Mit den Jahren werden die Falten tiefer und das Unterhautgewebe besonders im Bereich der Wangen nimmt ab und rutscht tiefer. Ein immer müder, erschöpfter Eindruck auf unsere Mitmenschen ist die Folge. Mit Polymilchsäure kann hier wieder eine frischere und jüngere Erscheinung erzielt werden. Zornesfalten und Nasolabialfalten können aufgefüllt und das Gesicht harmonisch geglättet werden. Eingefallene Wangen können mit Polymilchsäure wieder aufgepolstert werden, die Jochbeine dabei betont und die Wangenpartien erhalten insgesamt wieder eine neue Fülle und Spannkraft. Gesichtsfalten in diesem Bereich verschwinden von selbst.
Aufgrund der längeren Wirkdauer als Hyaluronsäure wird Polymilchsäure auch oft zum Lippenaufbau (siehe auch Lippenkorrektur) verwendet.

BEHANDLUNG

Polymilchsäure – die Behandlung

Die Polymilchsäure wird in die mittleren und tiefen Hautschichten eingespritzt.
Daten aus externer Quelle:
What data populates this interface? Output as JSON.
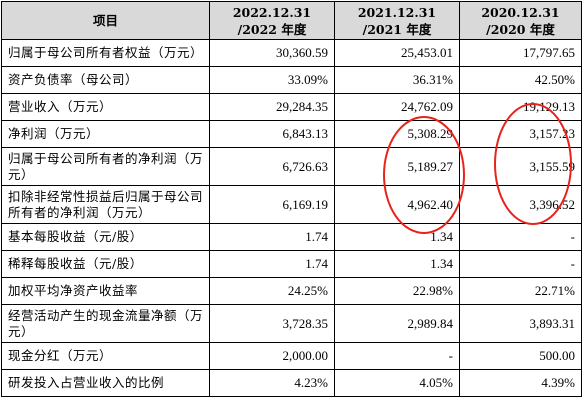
{
  "table": {
    "headers": [
      [
        "项目"
      ],
      [
        "2022.12.31",
        "/2022 年度"
      ],
      [
        "2021.12.31",
        "/2021 年度"
      ],
      [
        "2020.12.31",
        "/2020 年度"
      ]
    ],
    "rows": [
      {
        "label": "归属于母公司所有者权益（万元）",
        "values": [
          "30,360.59",
          "25,453.01",
          "17,797.65"
        ],
        "tall": false
      },
      {
        "label": "资产负债率（母公司）",
        "values": [
          "33.09%",
          "36.31%",
          "42.50%"
        ],
        "tall": false
      },
      {
        "label": "营业收入（万元）",
        "values": [
          "29,284.35",
          "24,762.09",
          "19,129.13"
        ],
        "tall": false
      },
      {
        "label": "净利润（万元）",
        "values": [
          "6,843.13",
          "5,308.29",
          "3,157.23"
        ],
        "tall": false
      },
      {
        "label": "归属于母公司所有者的净利润（万元）",
        "values": [
          "6,726.63",
          "5,189.27",
          "3,155.59"
        ],
        "tall": true
      },
      {
        "label": "扣除非经常性损益后归属于母公司所有者的净利润（万元）",
        "values": [
          "6,169.19",
          "4,962.40",
          "3,396.52"
        ],
        "tall": true
      },
      {
        "label": "基本每股收益（元/股）",
        "values": [
          "1.74",
          "1.34",
          "-"
        ],
        "tall": false
      },
      {
        "label": "稀释每股收益（元/股）",
        "values": [
          "1.74",
          "1.34",
          "-"
        ],
        "tall": false
      },
      {
        "label": "加权平均净资产收益率",
        "values": [
          "24.25%",
          "22.98%",
          "22.71%"
        ],
        "tall": false
      },
      {
        "label": "经营活动产生的现金流量净额（万元）",
        "values": [
          "3,728.35",
          "2,989.84",
          "3,893.31"
        ],
        "tall": true
      },
      {
        "label": "现金分红（万元）",
        "values": [
          "2,000.00",
          "-",
          "500.00"
        ],
        "tall": false
      },
      {
        "label": "研发投入占营业收入的比例",
        "values": [
          "4.23%",
          "4.05%",
          "4.39%"
        ],
        "tall": false
      }
    ]
  },
  "annotations": {
    "highlight_color": "#e8231c"
  }
}
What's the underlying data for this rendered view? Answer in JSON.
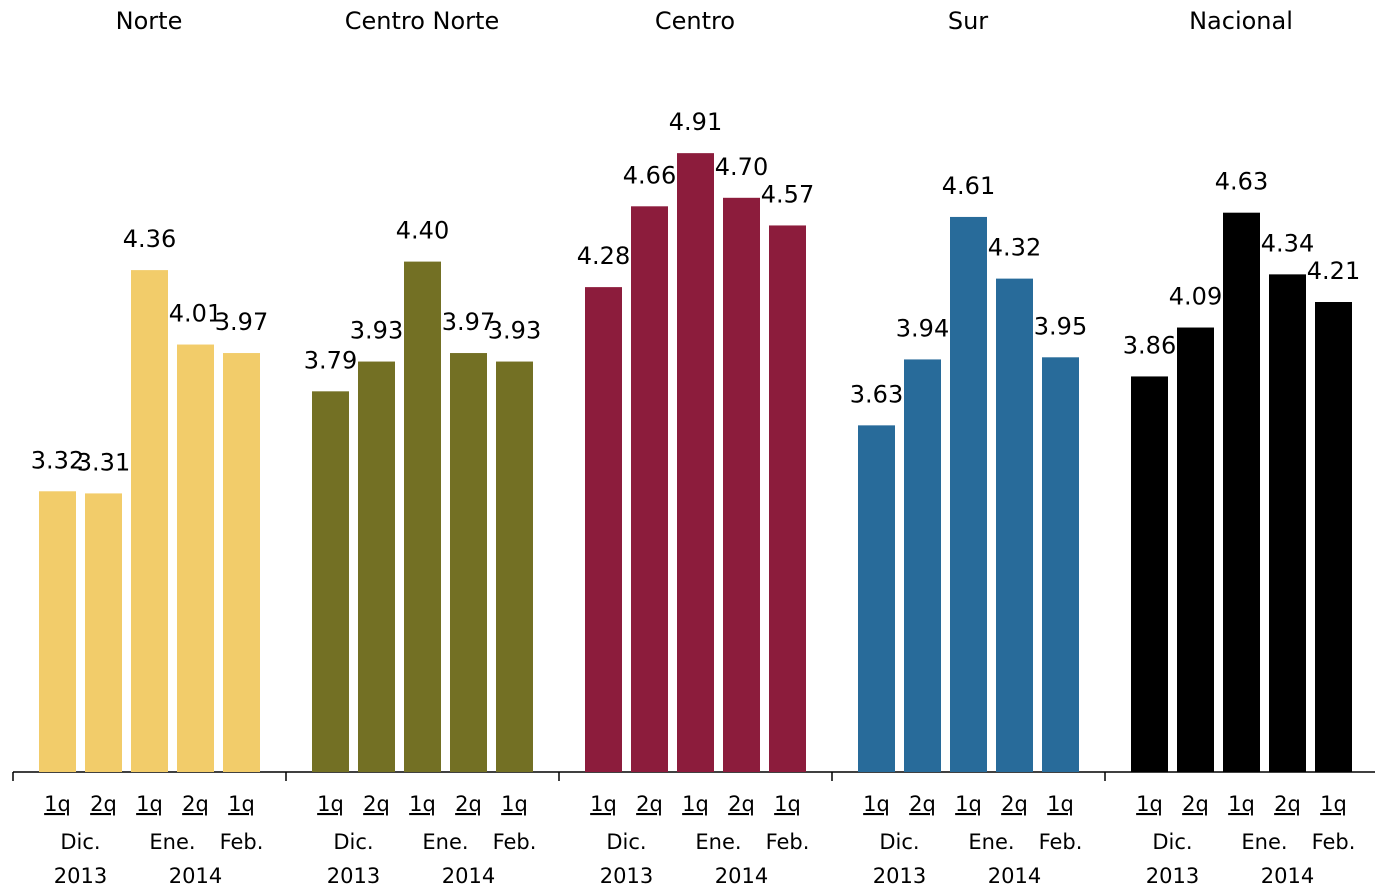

In zwei, selten auch drei, Behandlungen wird die Polymilchsäure nach und nach in das Gewebe injiziert.
Die eingebrachte Polymilchsäure regt den Zellaufbau an und bewirkt eine Gewebe-Neubildung. Dieser Wachstums-Prozess beginnt nach etwa drei bis vier Wochen. Zu diesem Zeitpunkt, d. h. nach circa vier Wochen, erfolgt eine zweite Injektion. Der erzielte Volumenaufbau bleibt über 1,5 bis 2,5 Jahre erhalten.

 

Individuell sinnvolle Ergänzung zu einer Faltenbehandlung mit Polymilchsäure

Je nach individuellem Hautbild oder Art und Ausprägung der Falten kann in Kombination mit Botox®HyaluronsäureEigenfett, einer Dermabrasion oder einem Peeling ein insgesamt harmonisch und jünger wirkendes Ergebnis erreicht werden.

 

Nach der Behandlung mit Polymilchsäure, Arbeitsfähigkeit, Heilung

Direkt nach der Faltenunterspritzung können schwache Rötungen oder kleine Schwellungen auftreten. Diese verschwinden binnen ein bis drei Tagen nach der Faltenbehandlung mit Polymilchsäure von selbst. Für etwa zwei Wochen sollten Sport, Solarium und Sauna vermieden werden.

 

FAQ

Polymilchsäure – die häufigsten Fragen:

 

Wo kann ich Vorher-Nachher-Bilder von einer Faltenbehandlung mit Polymilchsäure sehen?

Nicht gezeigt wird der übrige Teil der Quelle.